Compounding Pharmacies: Another De/inadequate Regulation Nightmare

Physicians around the country are dealing with a iatrogenic disaster.  281 people with difficult to treat fungal meningitis and 28 deaths so far.  This was a completely preventable and unnecessary complication of our  belief that we need less regulation and the ill fated notion that less regulation=freedom.  In this case that freedom is literally killing people.

The problem is that a large compounding pharmacy in Massachusetts marketed a a contaminated drug used to treat problems with spinal joints.  The fungal contamination then apparently entered the spinal canal causing the meningitis for which there a limited and relatively ineffective treatments.

There is been a long history of conflict between the FDA and compounding pharmacies.

The deadly meningitis outbreak linked to contaminated pain injections has prompted calls for tighter federal regulation of compounding pharmacies, which have periodically been blamed for crippling and sometimes fatal injuries. But this isn’t the first time Congress has pushed for more authority over the industry.

Such efforts stretch back to the 1990s, and after vigorous pushback by compounding pharmacists, they have left a patchwork of incomplete, overlapping laws, contradictory court rulings and overall uncertainty about how much power the Food and Drug Administration has to regulate compounders.

And:

The International Academy of Compounding Pharmacists has spent more than $1 million lobbying Congress in the past decade and has a track record of defeating measures opposed by the industry. A 2003 provision to set up an FDA advisory committee to oversee compounders was killed by then-House Majority Leader Tom Delay, (medicynical emphasis) who said it would createunnecessary federal interference. Delay represented Sugar Land, Texas, the headquarters of the compounding academy.

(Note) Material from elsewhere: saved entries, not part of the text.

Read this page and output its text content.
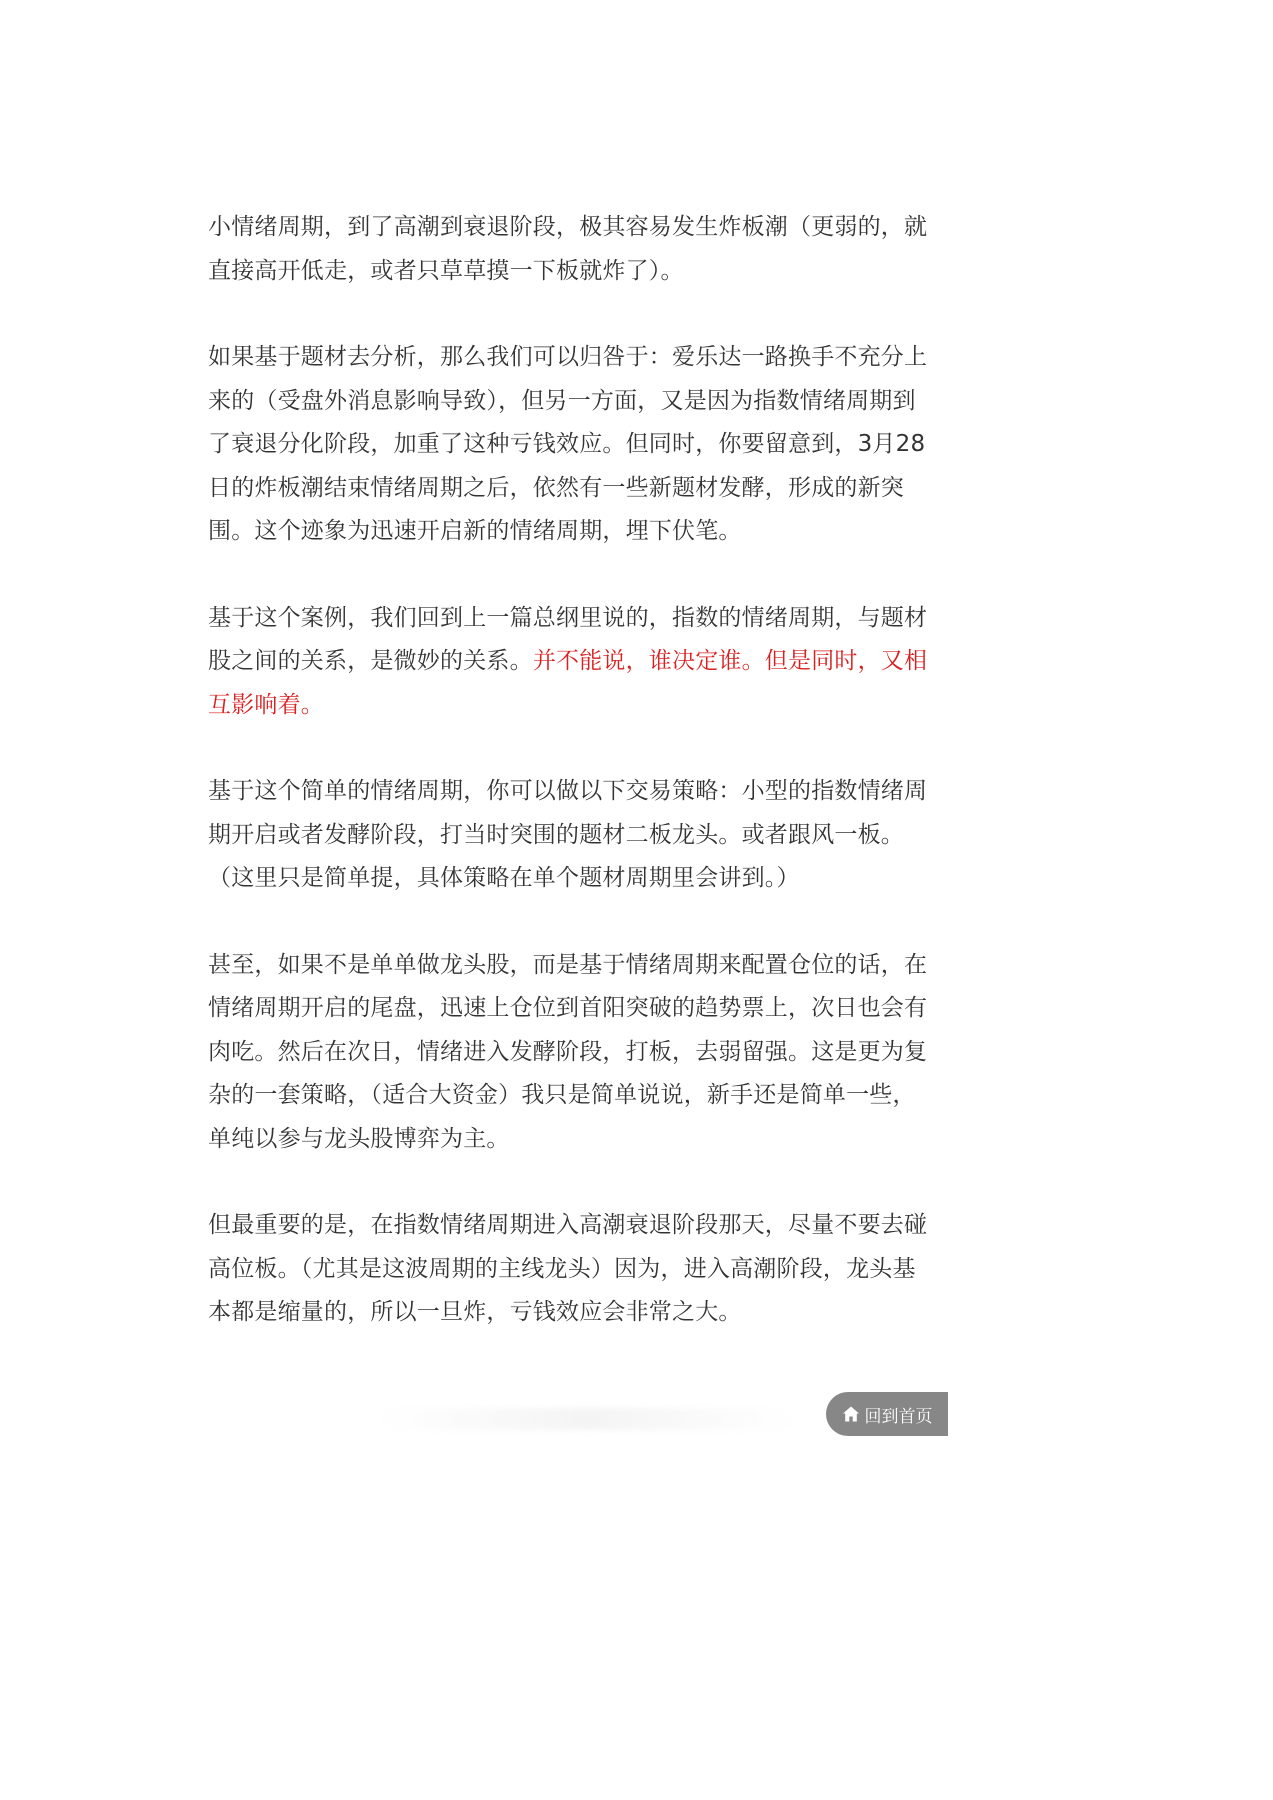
小情绪周期，到了高潮到衰退阶段，极其容易发生炸板潮（更弱的，就直接高开低走，或者只草草摸一下板就炸了）。

如果基于题材去分析，那么我们可以归咎于：爱乐达一路换手不充分上来的（受盘外消息影响导致），但另一方面，又是因为指数情绪周期到了衰退分化阶段，加重了这种亏钱效应。但同时，你要留意到，3月28日的炸板潮结束情绪周期之后，依然有一些新题材发酵，形成的新突围。这个迹象为迅速开启新的情绪周期，埋下伏笔。

基于这个案例，我们回到上一篇总纲里说的，指数的情绪周期，与题材股之间的关系，是微妙的关系。并不能说，谁决定谁。但是同时，又相互影响着。

基于这个简单的情绪周期，你可以做以下交易策略：小型的指数情绪周期开启或者发酵阶段，打当时突围的题材二板龙头。或者跟风一板。（这里只是简单提，具体策略在单个题材周期里会讲到。）

甚至，如果不是单单做龙头股，而是基于情绪周期来配置仓位的话，在情绪周期开启的尾盘，迅速上仓位到首阳突破的趋势票上，次日也会有肉吃。然后在次日，情绪进入发酵阶段，打板，去弱留强。这是更为复杂的一套策略，（适合大资金）我只是简单说说，新手还是简单一些，单纯以参与龙头股博弈为主。

但最重要的是，在指数情绪周期进入高潮衰退阶段那天，尽量不要去碰高位板。（尤其是这波周期的主线龙头）因为，进入高潮阶段，龙头基本都是缩量的，所以一旦炸，亏钱效应会非常之大。

回到首页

Medicynical Note:  These cases of meningitis signal a failure of regulation.  Responsibility lies with the companies involved, those procuring substandard drugs, congress, the courts and ultimately the FDA.

This brings to mind the medicynical contention that we have a non-system of health care but do have a medical industrial complex that is better at generating revenue than caring for people.  

American exceptionalism has led us down the path of the most expensive, most inefficient and perhaps the most error prone health care in the industrialized world.